15Conoscere è esistere: l’esistenza è tanto del soggetto che conosce quanto dell’oggetto o meglio dei soggetti che vengono conosciuti, ed esistere significa diventare attraverso nuove nascite, che vogliono attraversare e oltrepassare confini culturali, temporali e geografici. L’ultima tappa dell’itinerario intellettuale ed esistenziale di Guiducci sono le testimonianze, tra letteratura di viaggio e trattato etnografico, che la scrittrice ci lascia, in All’ombra di Kali e in Il grande Sepik, dei suoi viaggi rispettivamente in India e Nepal e in Australia e Papua Nuova Guinea.
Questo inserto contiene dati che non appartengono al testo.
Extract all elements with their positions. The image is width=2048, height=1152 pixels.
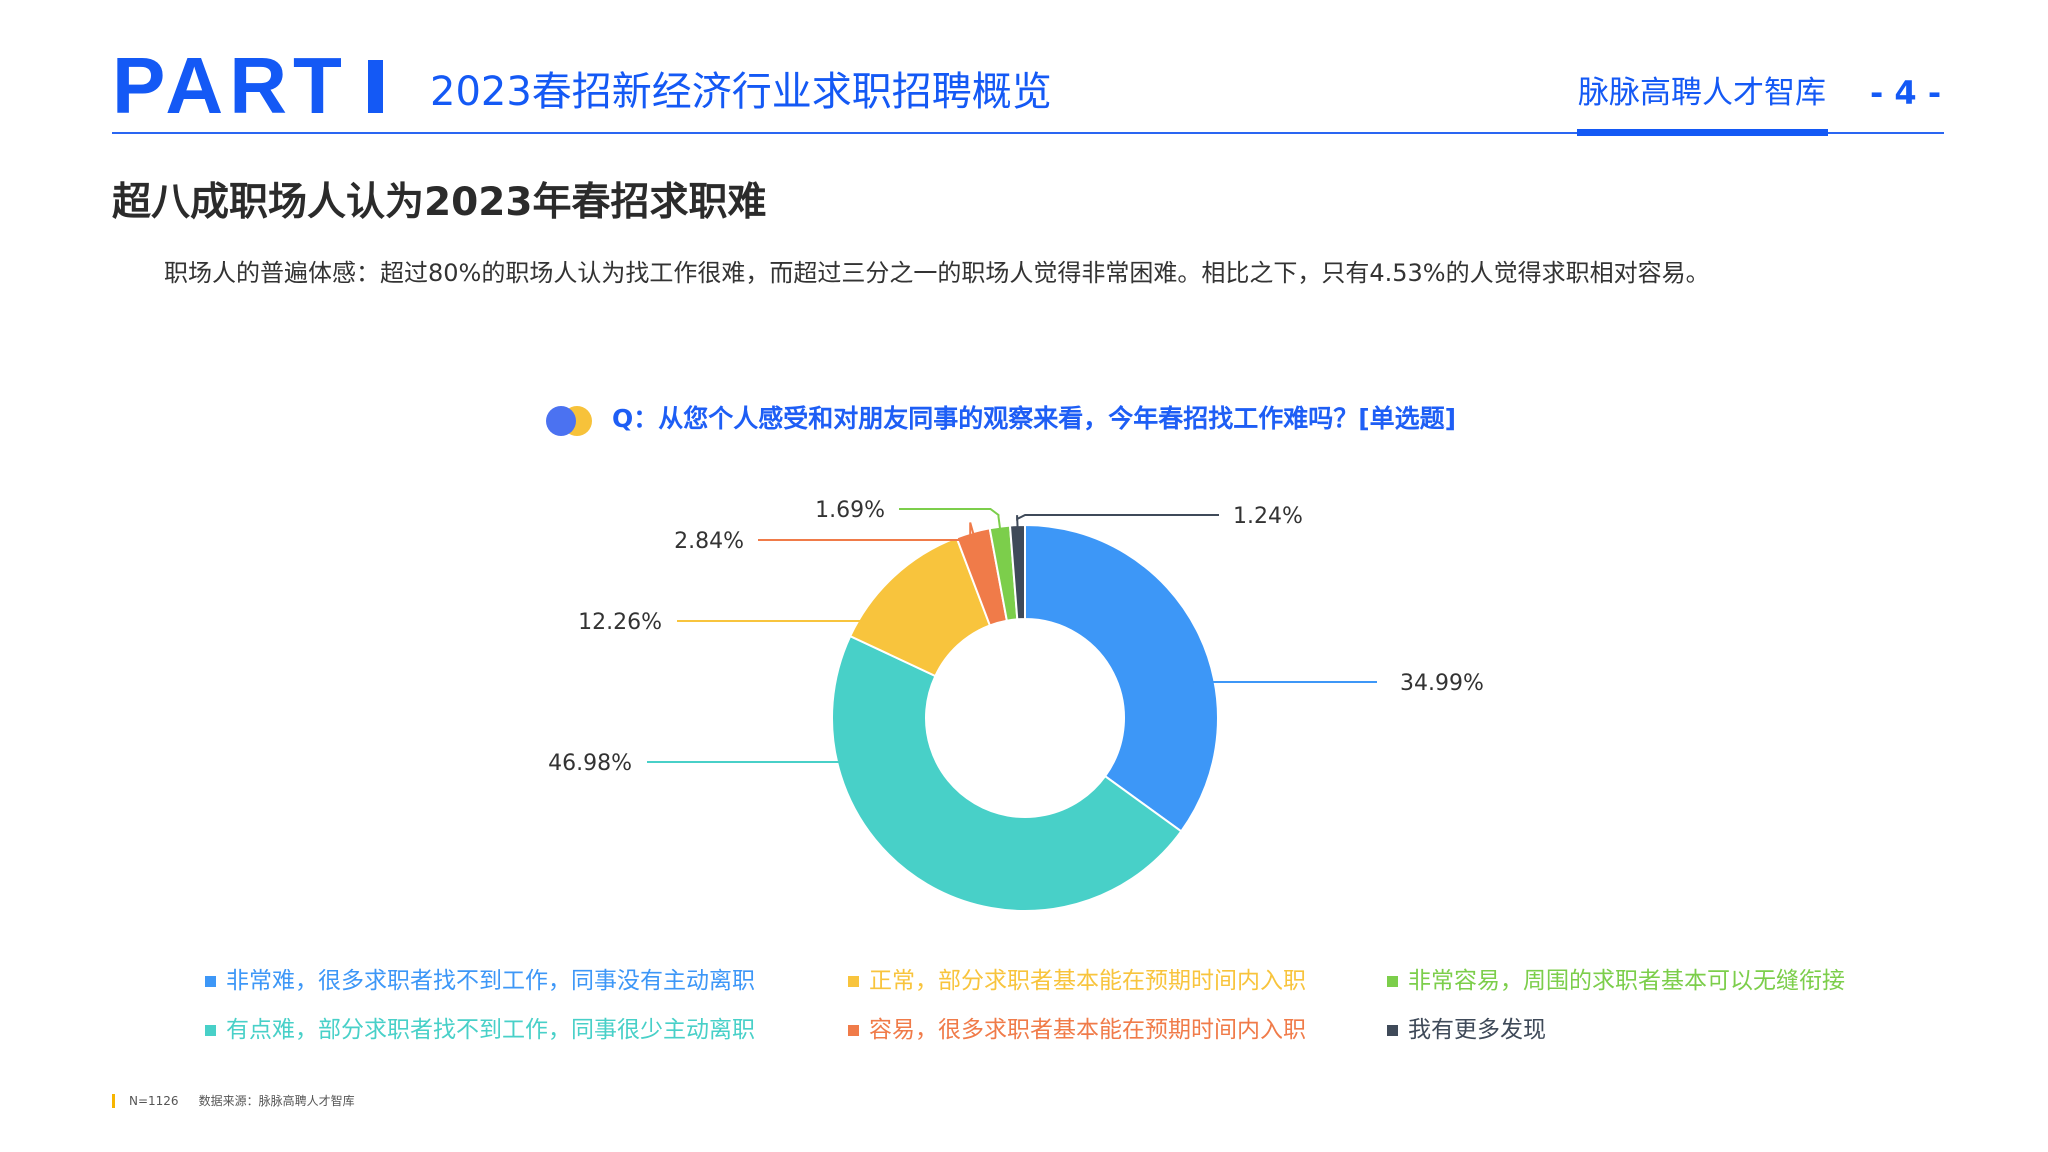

Ecco la nuova sfida dell’identità femminile — in costante formazione e sempre in movimento — quella che trasforma il femminismo in esperienza e impegno transnazionali e accetta il rischio di un orientalismo dal punto di vista femminile, nella consapevolezza che, scrive Guiducci, «non esistono soluzioni individuali» alla crisi della civiltà occidentale, alla violenza che essa ha perpetrato nei secoli contro le donne, alla perdita della sua «capacità di contrastare la morte sulla terra con i progetti e la grandezza visionaria», e nella convinzione che «[l]e strade della liberazione sono collettive»15. Le parole di Guiducci, con cui ci congediamo, esortano a superare la tentazione dell’isolamento, della solitudine che rassicura e protegge e, in fondo, del narcisismo della differenza, a favore di un impegno comune all’azione culturale, sociale e politica, di una presenza attiva nella storia in nome di una democrazia dell’uguaglianza che è veramente tale solo se accoglie, rispetta e valorizza le differenze.